People with a propensity to be avoidant in their relationships were taught to stuff their emotions down as a child. Again, it doesn’t have to mean that your parents were necessarily bad or problematic people but they were likely unequipped in dealing with their own emotions (and therefore those of anyone else’s). Perhaps your parents cared about you deeply but had trouble expressing it, or got cold and uncomfortable whenever you tried opening up. Or maybe they told you to “toughen up” when you were down or upset.
When this happens, the avoidant person will start to associate expressing emotions with rejection. Over time, the avoidant person will subconsciously begin to fear emotional intimacy and pull back when things get too close for comfort (the kind of closeness all healthy relationships need).
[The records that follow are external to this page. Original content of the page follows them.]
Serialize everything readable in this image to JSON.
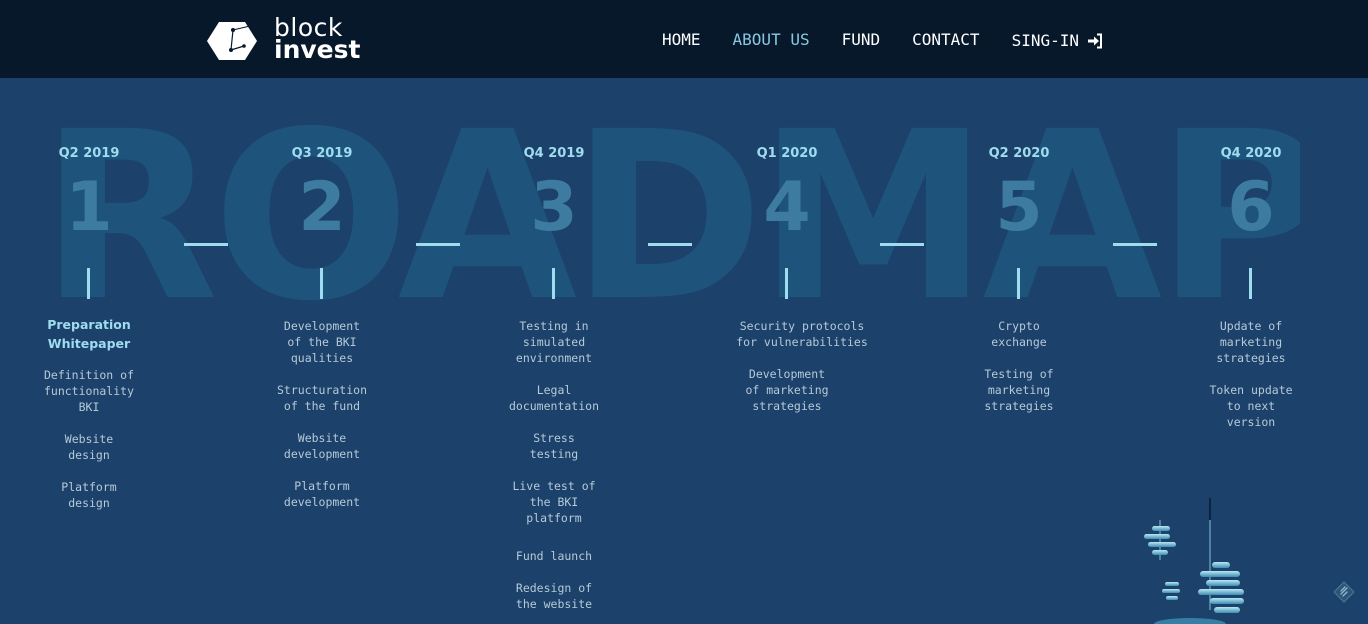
{
  "brand": {
    "line1": "block",
    "line2": "invest"
  },
  "nav": {
    "items": [
      {
        "label": "HOME",
        "active": false
      },
      {
        "label": "ABOUT US",
        "active": true
      },
      {
        "label": "FUND",
        "active": false
      },
      {
        "label": "CONTACT",
        "active": false
      },
      {
        "label": "SING-IN",
        "active": false
      }
    ],
    "active_color": "#87c8e0"
  },
  "watermark": "ROADMAP",
  "roadmap": [
    {
      "date": "Q2 2019",
      "number": "1",
      "items": [
        "Preparation Whitepaper",
        "Definition of functionality BKI",
        "Website design",
        "Platform design"
      ]
    },
    {
      "date": "Q3 2019",
      "number": "2",
      "items": [
        "Development of the BKI qualities",
        "Structuration of the fund",
        "Website development",
        "Platform development"
      ]
    },
    {
      "date": "Q4 2019",
      "number": "3",
      "items": [
        "Testing in simulated environment",
        "Legal documentation",
        "Stress testing",
        "Live test of the BKI platform",
        "Fund launch",
        "Redesign of the website"
      ]
    },
    {
      "date": "Q1 2020",
      "number": "4",
      "items": [
        "Security protocols for vulnerabilities",
        "Development of marketing strategies"
      ]
    },
    {
      "date": "Q2 2020",
      "number": "5",
      "items": [
        "Crypto exchange",
        "Testing of marketing strategies"
      ]
    },
    {
      "date": "Q4 2020",
      "number": "6",
      "items": [
        "Update of marketing strategies",
        "Token update to next version"
      ]
    }
  ],
  "colors": {
    "background": "#1c416a",
    "navbar": "#07182b",
    "accent": "#9fdcef"
  }
}
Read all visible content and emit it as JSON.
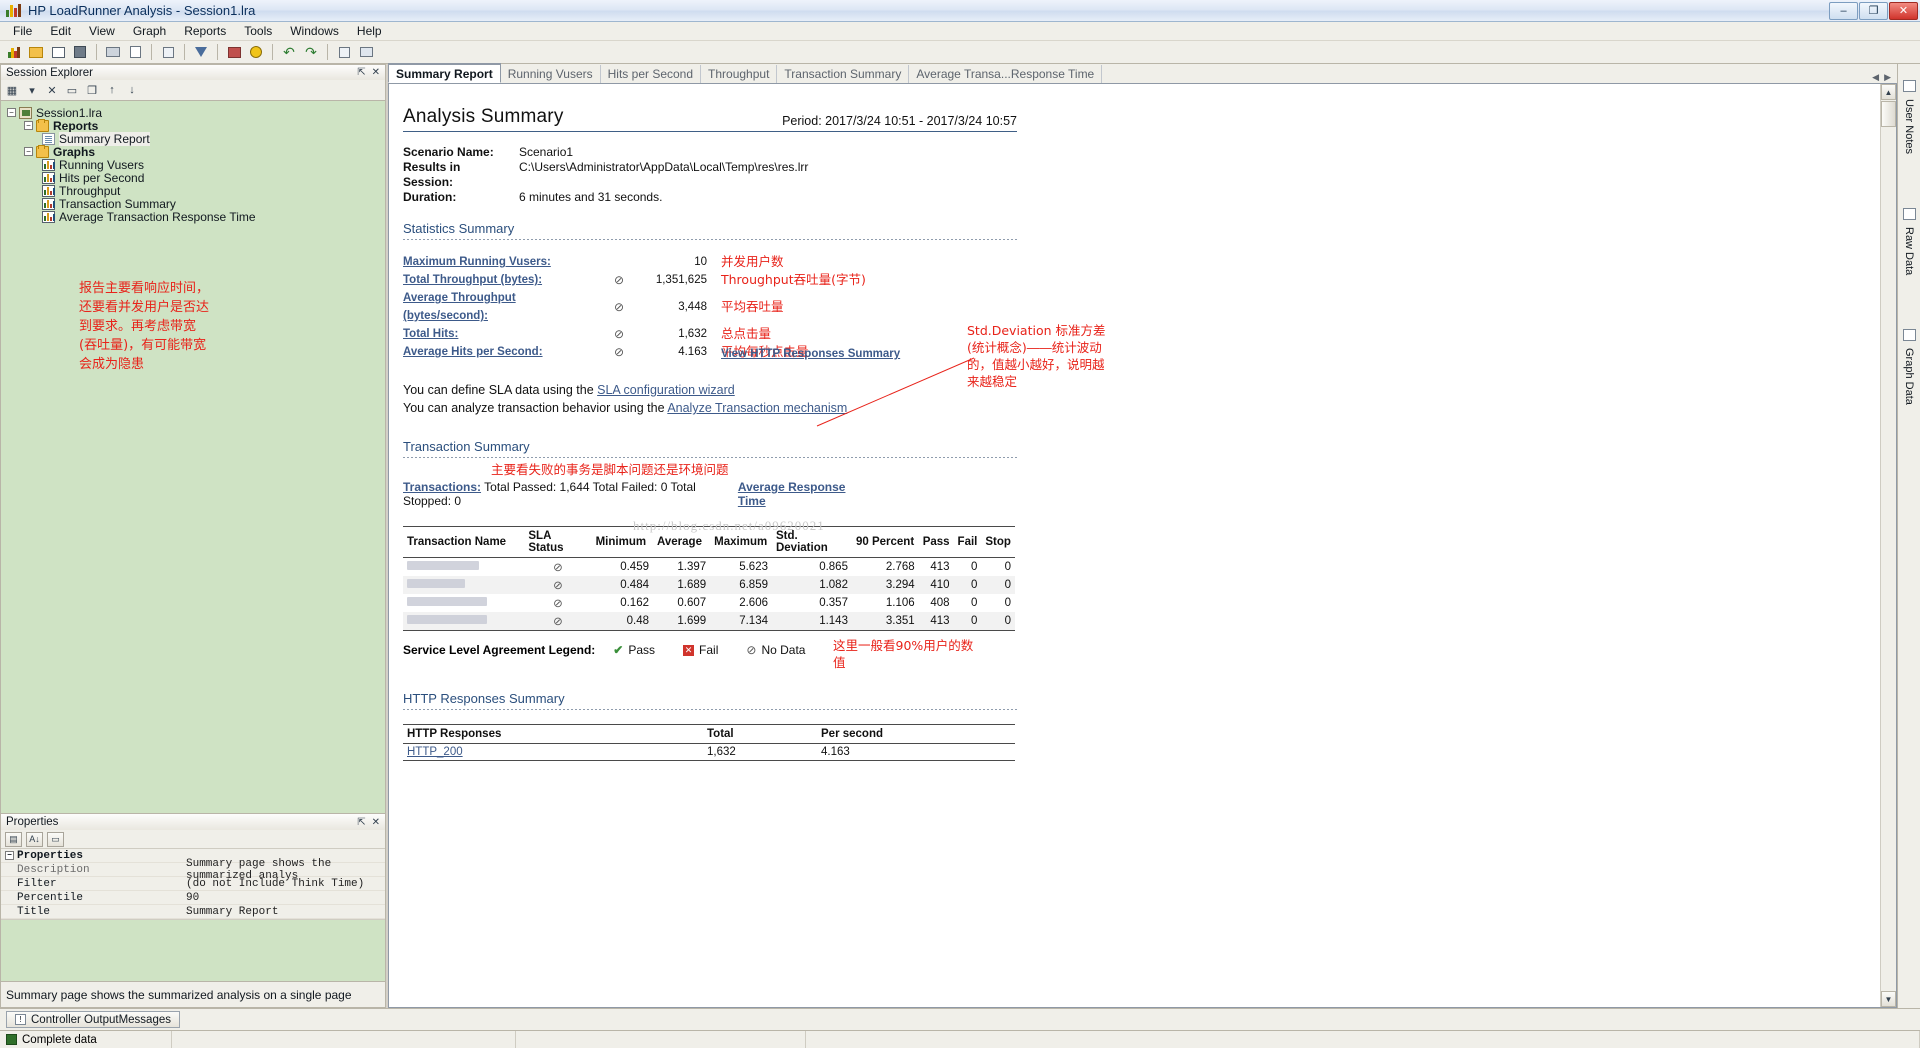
{
  "window": {
    "title": "HP LoadRunner Analysis - Session1.lra",
    "minimize": "–",
    "maximize": "❐",
    "close": "✕"
  },
  "menu": [
    "File",
    "Edit",
    "View",
    "Graph",
    "Reports",
    "Tools",
    "Windows",
    "Help"
  ],
  "session_explorer": {
    "title": "Session Explorer",
    "pin": "⇱",
    "close": "✕",
    "tools": [
      "new-graph",
      "dropdown",
      "delete",
      "rename",
      "duplicate",
      "move-up",
      "move-down"
    ],
    "root": "Session1.lra",
    "folders": [
      {
        "label": "Reports",
        "children": [
          "Summary Report"
        ]
      },
      {
        "label": "Graphs",
        "children": [
          "Running Vusers",
          "Hits per Second",
          "Throughput",
          "Transaction Summary",
          "Average Transaction Response Time"
        ]
      }
    ],
    "annotation": "报告主要看响应时间，还要看并发用户是否达到要求。再考虑带宽(吞吐量)，有可能带宽会成为隐患"
  },
  "properties": {
    "title": "Properties",
    "pin": "⇱",
    "close": "✕",
    "category": "Properties",
    "rows": [
      {
        "key": "Description",
        "value": "Summary page shows the summarized analys"
      },
      {
        "key": "Filter",
        "value": "(do not Include Think Time)"
      },
      {
        "key": "Percentile",
        "value": "90"
      },
      {
        "key": "Title",
        "value": "Summary Report"
      }
    ],
    "footer": "Summary page shows the summarized analysis on a single page"
  },
  "tabs": [
    "Summary Report",
    "Running Vusers",
    "Hits per Second",
    "Throughput",
    "Transaction Summary",
    "Average Transa...Response Time"
  ],
  "active_tab": "Summary Report",
  "report": {
    "heading": "Analysis Summary",
    "period": "Period: 2017/3/24 10:51 - 2017/3/24 10:57",
    "scenario_label": "Scenario Name:",
    "scenario_value": "Scenario1",
    "results_label": "Results in Session:",
    "results_value": "C:\\Users\\Administrator\\AppData\\Local\\Temp\\res\\res.lrr",
    "duration_label": "Duration:",
    "duration_value": "6 minutes and 31 seconds.",
    "statistics_heading": "Statistics Summary",
    "statistics": [
      {
        "name": "Maximum Running Vusers:",
        "icon": "",
        "value": "10",
        "note": "并发用户数"
      },
      {
        "name": "Total Throughput (bytes):",
        "icon": "⊘",
        "value": "1,351,625",
        "note": "Throughput吞吐量(字节)"
      },
      {
        "name": "Average Throughput (bytes/second):",
        "icon": "⊘",
        "value": "3,448",
        "note": "平均吞吐量"
      },
      {
        "name": "Total Hits:",
        "icon": "⊘",
        "value": "1,632",
        "note": "总点击量"
      },
      {
        "name": "Average Hits per Second:",
        "icon": "⊘",
        "value": "4.163",
        "note": "平均每秒点击量"
      }
    ],
    "http_link_overlay": "View HTTP Responses Summary",
    "hints": [
      {
        "prefix": "You can define SLA data using the ",
        "link": "SLA configuration wizard"
      },
      {
        "prefix": "You can analyze transaction behavior using the ",
        "link": "Analyze Transaction mechanism"
      }
    ],
    "transaction_heading": "Transaction Summary",
    "transaction_note": "主要看失败的事务是脚本问题还是环境问题",
    "transactions_label": "Transactions:",
    "transactions_text": "Total Passed: 1,644 Total Failed: 0 Total Stopped: 0",
    "avg_response_link": "Average Response Time",
    "watermark": "http://blog.csdn.net/a09620021",
    "table": {
      "columns": [
        "Transaction Name",
        "SLA Status",
        "Minimum",
        "Average",
        "Maximum",
        "Std. Deviation",
        "90 Percent",
        "Pass",
        "Fail",
        "Stop"
      ],
      "rows": [
        {
          "name": "",
          "sla": "⊘",
          "minimum": "0.459",
          "average": "1.397",
          "maximum": "5.623",
          "std": "0.865",
          "p90": "2.768",
          "pass": "413",
          "fail": "0",
          "stop": "0"
        },
        {
          "name": "",
          "sla": "⊘",
          "minimum": "0.484",
          "average": "1.689",
          "maximum": "6.859",
          "std": "1.082",
          "p90": "3.294",
          "pass": "410",
          "fail": "0",
          "stop": "0"
        },
        {
          "name": "",
          "sla": "⊘",
          "minimum": "0.162",
          "average": "0.607",
          "maximum": "2.606",
          "std": "0.357",
          "p90": "1.106",
          "pass": "408",
          "fail": "0",
          "stop": "0"
        },
        {
          "name": "",
          "sla": "⊘",
          "minimum": "0.48",
          "average": "1.699",
          "maximum": "7.134",
          "std": "1.143",
          "p90": "3.351",
          "pass": "413",
          "fail": "0",
          "stop": "0"
        }
      ]
    },
    "std_annotation": "Std.Deviation 标准方差(统计概念)――统计波动的，值越小越好，说明越来越稳定",
    "p90_annotation": "这里一般看90%用户的数值",
    "legend_label": "Service Level Agreement Legend:",
    "legend": [
      {
        "icon": "✔",
        "label": "Pass",
        "kind": "pass"
      },
      {
        "icon": "✕",
        "label": "Fail",
        "kind": "fail"
      },
      {
        "icon": "⊘",
        "label": "No Data",
        "kind": "nodata"
      }
    ],
    "http_heading": "HTTP Responses Summary",
    "http_table": {
      "columns": [
        "HTTP Responses",
        "Total",
        "Per second"
      ],
      "rows": [
        {
          "code": "HTTP_200",
          "total": "1,632",
          "per_second": "4.163"
        }
      ]
    }
  },
  "right_dock": [
    {
      "label": "User Notes",
      "icon": "notes-icon"
    },
    {
      "label": "Raw Data",
      "icon": "raw-data-icon"
    },
    {
      "label": "Graph Data",
      "icon": "graph-data-icon"
    }
  ],
  "bottom": {
    "output_tab": "Controller OutputMessages",
    "status": "Complete data"
  },
  "colors": {
    "accent": "#3d5a8a",
    "annotation": "#e8231a",
    "tree_bg": "#cfe3c4",
    "chrome": "#f0efe9"
  }
}
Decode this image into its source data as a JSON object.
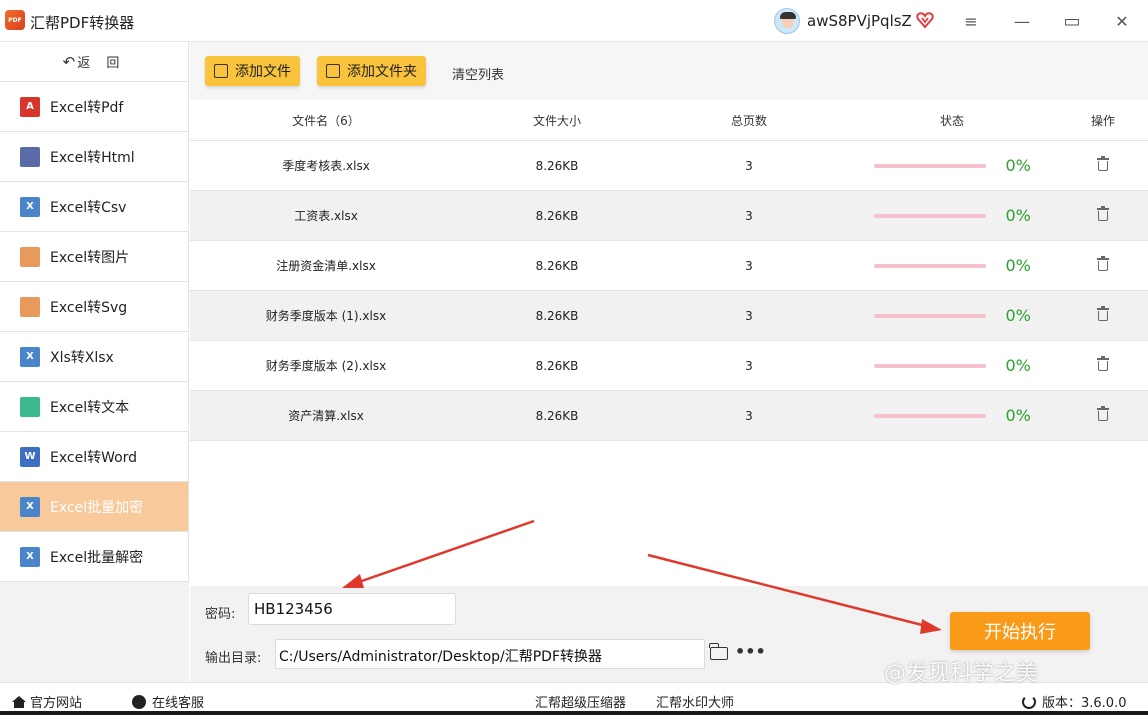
{
  "window": {
    "app_logo_text": "PDF",
    "app_title": "汇帮PDF转换器",
    "username": "awS8PVjPqlsZ",
    "controls": [
      "≡",
      "—",
      "▭",
      "✕"
    ]
  },
  "sidebar": {
    "back_label": "返 回",
    "back_icon": "↶",
    "items": [
      {
        "label": "Excel转Pdf",
        "icon": "pdf-icon",
        "icon_text": "A",
        "color": "#d9362b"
      },
      {
        "label": "Excel转Html",
        "icon": "html-icon",
        "icon_text": "",
        "color": "#5b6aa8"
      },
      {
        "label": "Excel转Csv",
        "icon": "csv-icon",
        "icon_text": "X",
        "color": "#4a84c9"
      },
      {
        "label": "Excel转图片",
        "icon": "image-icon",
        "icon_text": "",
        "color": "#e89a5c"
      },
      {
        "label": "Excel转Svg",
        "icon": "svg-icon",
        "icon_text": "",
        "color": "#e89a5c"
      },
      {
        "label": "Xls转Xlsx",
        "icon": "xlsx-icon",
        "icon_text": "X",
        "color": "#4a84c9"
      },
      {
        "label": "Excel转文本",
        "icon": "text-icon",
        "icon_text": "",
        "color": "#3bb88f"
      },
      {
        "label": "Excel转Word",
        "icon": "word-icon",
        "icon_text": "W",
        "color": "#3d6fc2"
      },
      {
        "label": "Excel批量加密",
        "icon": "encrypt-icon",
        "icon_text": "X",
        "color": "#4a84c9",
        "active": true
      },
      {
        "label": "Excel批量解密",
        "icon": "decrypt-icon",
        "icon_text": "X",
        "color": "#4a84c9"
      }
    ]
  },
  "toolbar": {
    "add_file": "添加文件",
    "add_folder": "添加文件夹",
    "clear_list": "清空列表"
  },
  "table": {
    "headers": {
      "name": "文件名（6）",
      "size": "文件大小",
      "pages": "总页数",
      "status": "状态",
      "op": "操作"
    },
    "rows": [
      {
        "name": "季度考核表.xlsx",
        "size": "8.26KB",
        "pages": "3",
        "progress": "0%"
      },
      {
        "name": "工资表.xlsx",
        "size": "8.26KB",
        "pages": "3",
        "progress": "0%"
      },
      {
        "name": "注册资金清单.xlsx",
        "size": "8.26KB",
        "pages": "3",
        "progress": "0%"
      },
      {
        "name": "财务季度版本 (1).xlsx",
        "size": "8.26KB",
        "pages": "3",
        "progress": "0%"
      },
      {
        "name": "财务季度版本 (2).xlsx",
        "size": "8.26KB",
        "pages": "3",
        "progress": "0%"
      },
      {
        "name": "资产清算.xlsx",
        "size": "8.26KB",
        "pages": "3",
        "progress": "0%"
      }
    ]
  },
  "settings": {
    "password_label": "密码:",
    "password_value": "HB123456",
    "output_label": "输出目录:",
    "output_value": "C:/Users/Administrator/Desktop/汇帮PDF转换器",
    "more": "•••",
    "start_button": "开始执行"
  },
  "statusbar": {
    "official_site": "官方网站",
    "online_support": "在线客服",
    "compressor": "汇帮超级压缩器",
    "watermark_tool": "汇帮水印大师",
    "version": "版本：3.6.0.0"
  },
  "watermark_text": "@发现科学之美",
  "colors": {
    "accent_yellow": "#f9c33b",
    "start_orange": "#f99a18",
    "active_sidebar": "#f8c99a",
    "progress_green": "#2ea02e",
    "annotation_red": "#e0392b"
  }
}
Because they’ve come to understand that their emotional needs cannot be met by others, they make a decision to push through, toughen up - and perhaps even “go it alone”. If they can’t rely on anyone else, in their eyes they’re better just getting on with things themselves.
The avoidant person might have a string of brief relationships (but find it difficult to commit or get close to anyone) or they might embark on a relationship with someone at the other extreme. You guessed it - the anxiously attached.
Because the avoidant person feels remarkably familiar to someone with anxious attachment.
This is the kind of relationship no one wants. More often than not, this relationship is marked by constant push and pull, failures in communication and a lot of toxic arguments.
The avoidant and the anxious feed into each other, responding in conflicting ways that end up triggering both of their long-held beliefs and insecurities.
Having felt so abandoned in the past, the anxious person will actually feel enlivened by the familiarity of a relationship in which they endlessly need to play the chaser. On the other hand, the overwhelming emotional intensity expressed by the anxious confirms the avoidant partner’s own fear of intimacy and long-held beliefs about emotions being “too much”.
The anxious person will constantly try to edge closer to their avoidant partner. With low self-worth, they might have a tendency to over-compromise or people-please their partner - maybe even losing their sense of identity in the process. The more the avoidant person pulls away feeling overwhelmed, the more their anxious partner will be triggered and seek their validation and reassurance.
Underneath it all, relentless reenactments of childhood disappointments will confirm to both of them what they already understand love to be.
If any of the above resonates with you, the good news is that attachment styles can be changed. This is not a pattern you need to keep living. In fact, simply being here and learning more about why you might be feeling this way in your relationships is a great first step. As soon as we become aware of unhealthy patterns (and uncover where they stem from), we have the chance to put steps in place to change them, and build healthier ways of relating.
For the anxious amongst us, it’s about coming to terms with our past, and learning that our partners (and the world) are not out to “get us”. We need to express ourselves clearly, build strong boundaries and work on our own self-worth so we welcome partners not to fill a vacuum inside of us but rather to complement our own wholeness.
To get the wheels in motion, here are the few steps to take:
When we’ve been living out patterns for a long period of time, it’s easy to get ourselves into a jumble and it can be difficult to make sense of everything on our own. A therapist can help you look back to your childhood and understand why you have a tendency to feel anxious in your relationships, and how earlier life experiences might have shaped your perception of love.
One you’ve uncovered the root of what’s causing you to respond this way, working with a therapist can support you to break out of these old negative patterns so you can form healthier attachments and build stronger relationships.